When offloading your application, it is important to identify the bottlenecks and which code will benefit from offloading. If you have a code that is compute intensive or a highly data parallel kernel, offloading your code would be something to look into.

To find opportunities to offload your code, use the Intel Advisor for Offload Modeling.

Debug Offloaded Code

The following list has some basic debugging tips for offloaded code.

  • Check host target to verify the correctness of your code.

  • Use printf to debug your application. Both SYCL and OpenMP offload support printf in kernel code.

  • Use environment variables to control verbose log information.

    • For SYCL, the following debug environment variables are recommended. A full list of environment variables is available from GitHub.

      Table 1 SYCL Recommended Debug Environment Variables

      Name

      Value

      Description

      ONEAPI_DEVICE_SELECTOR

      backend:device_type:device_num

      GitHub description

      SYCL_PI_TRACE

      1|2|-1

      1: print out the basic trace log of the SYCL/DPC++ runtime plugin

      2: print out all API traces of SYCL/DPC++ runtime plugin

      -1: all of “2” including more debug messages

    • For OpenMP, the following debug environment variables are recommended. A full list is available from the LLVM/OpenMP documentation.
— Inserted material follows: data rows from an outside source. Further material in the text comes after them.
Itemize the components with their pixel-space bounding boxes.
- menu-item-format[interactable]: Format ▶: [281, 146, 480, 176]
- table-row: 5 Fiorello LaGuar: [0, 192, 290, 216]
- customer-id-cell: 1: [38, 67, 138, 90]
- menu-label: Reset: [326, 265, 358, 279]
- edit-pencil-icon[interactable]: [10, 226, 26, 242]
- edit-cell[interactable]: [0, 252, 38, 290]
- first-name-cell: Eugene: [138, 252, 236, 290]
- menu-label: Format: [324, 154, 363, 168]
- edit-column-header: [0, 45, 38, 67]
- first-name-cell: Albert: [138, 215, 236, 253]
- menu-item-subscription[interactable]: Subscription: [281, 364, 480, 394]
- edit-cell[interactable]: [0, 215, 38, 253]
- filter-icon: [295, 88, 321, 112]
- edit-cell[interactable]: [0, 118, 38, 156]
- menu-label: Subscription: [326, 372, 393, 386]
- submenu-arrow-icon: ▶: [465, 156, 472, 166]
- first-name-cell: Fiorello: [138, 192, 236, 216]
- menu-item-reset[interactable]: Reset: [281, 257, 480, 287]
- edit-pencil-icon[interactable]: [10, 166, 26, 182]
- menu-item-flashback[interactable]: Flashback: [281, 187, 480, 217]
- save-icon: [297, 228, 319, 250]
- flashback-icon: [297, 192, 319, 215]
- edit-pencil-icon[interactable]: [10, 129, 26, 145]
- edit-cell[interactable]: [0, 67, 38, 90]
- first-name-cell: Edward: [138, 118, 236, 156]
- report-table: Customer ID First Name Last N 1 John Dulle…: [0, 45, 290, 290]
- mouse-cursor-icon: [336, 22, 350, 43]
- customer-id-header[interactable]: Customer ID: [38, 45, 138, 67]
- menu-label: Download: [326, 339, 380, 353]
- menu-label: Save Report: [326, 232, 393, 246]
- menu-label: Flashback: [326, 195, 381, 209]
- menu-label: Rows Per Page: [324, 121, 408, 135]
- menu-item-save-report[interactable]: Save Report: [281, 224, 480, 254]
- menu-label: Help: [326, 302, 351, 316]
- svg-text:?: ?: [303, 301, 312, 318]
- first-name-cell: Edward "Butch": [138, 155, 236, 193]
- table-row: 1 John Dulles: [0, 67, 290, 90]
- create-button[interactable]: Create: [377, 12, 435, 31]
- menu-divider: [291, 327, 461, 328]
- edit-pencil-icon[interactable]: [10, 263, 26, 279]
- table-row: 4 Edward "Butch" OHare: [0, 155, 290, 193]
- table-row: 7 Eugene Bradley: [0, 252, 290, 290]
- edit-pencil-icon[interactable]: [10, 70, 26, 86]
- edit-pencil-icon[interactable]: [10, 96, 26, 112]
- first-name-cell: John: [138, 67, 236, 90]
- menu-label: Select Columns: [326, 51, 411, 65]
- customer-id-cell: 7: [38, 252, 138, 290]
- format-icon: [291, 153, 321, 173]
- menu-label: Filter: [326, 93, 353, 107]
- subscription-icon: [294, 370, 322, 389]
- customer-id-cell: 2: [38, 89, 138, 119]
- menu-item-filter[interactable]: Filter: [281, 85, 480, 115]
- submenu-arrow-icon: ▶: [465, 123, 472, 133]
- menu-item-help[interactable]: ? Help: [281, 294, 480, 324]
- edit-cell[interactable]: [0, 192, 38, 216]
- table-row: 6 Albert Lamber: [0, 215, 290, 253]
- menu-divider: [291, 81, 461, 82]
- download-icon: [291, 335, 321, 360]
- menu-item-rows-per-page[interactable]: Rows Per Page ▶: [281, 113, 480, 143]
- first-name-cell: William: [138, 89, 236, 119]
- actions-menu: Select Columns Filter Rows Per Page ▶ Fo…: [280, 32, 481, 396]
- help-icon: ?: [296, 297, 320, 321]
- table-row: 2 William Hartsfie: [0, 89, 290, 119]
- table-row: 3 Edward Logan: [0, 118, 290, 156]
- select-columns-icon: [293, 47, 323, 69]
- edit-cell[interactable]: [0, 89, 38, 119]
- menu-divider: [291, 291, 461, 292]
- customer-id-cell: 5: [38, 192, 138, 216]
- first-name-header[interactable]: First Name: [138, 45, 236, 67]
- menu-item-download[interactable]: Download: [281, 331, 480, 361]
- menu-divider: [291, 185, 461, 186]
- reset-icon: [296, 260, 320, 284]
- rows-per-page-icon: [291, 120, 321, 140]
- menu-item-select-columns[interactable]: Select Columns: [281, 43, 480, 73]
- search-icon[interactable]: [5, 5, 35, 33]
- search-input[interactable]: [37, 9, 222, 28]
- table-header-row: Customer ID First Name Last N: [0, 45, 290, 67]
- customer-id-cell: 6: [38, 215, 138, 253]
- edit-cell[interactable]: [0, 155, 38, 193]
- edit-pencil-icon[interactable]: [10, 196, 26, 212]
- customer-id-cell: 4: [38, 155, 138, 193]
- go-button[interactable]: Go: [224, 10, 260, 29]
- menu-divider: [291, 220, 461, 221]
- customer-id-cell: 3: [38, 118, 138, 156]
      Table 2 OpenMP Recommended Debug Environment Variables

      Name

      Value

      Description

      LIBOMPTARGET_DEVICETYPE

      cpu|gpu|host

      Select

      LIBOMPTARGET_DEBUG

      1

      Print out verbose debug information

      LIBOMPTARGET_INFO

      Values available in LLVM/OpenMP documentation

      Allows the user to request different types of runtime information from libomptarget

  • Use Ahead of Time (AOT) to move Just-in-Time (JIT) compilations to AOT compilation issues. For more information, see Ahead-of-Time Compilation for CPU Architectures.

See Debugging the SYCL and OpenMP Offload Process for more information on debug techniques and debugging tools available with oneAPI.

Optimize CPU Code

There are many factors that can affect the performance of CPU offload code. The number of work-items, workgroups, and amount of work done depends on the number of cores in your CPU.

  • If the amount of work being done by the core is not compute-intensive, then this could hurt performance. This is because of the scheduling overhead and thread context switching.

  • On a CPU, there is no need for data transfer through PCIe, resulting in lower latency because the offload region does not have to wait long for the data.

  • Based on the nature of your application, thread affinity could affect the performance on CPU. For details, see Control Binary Execution on Multiple Cores.

  • Offloaded code uses JIT compilation by default. Use AOT compilation (offline compilation) instead. With offline compilation, you could target your code to specific CPU architecture. Refer to Optimization Flags for CPU Architectures for details.

Additional recommendations are available from Optimize Offload Performance.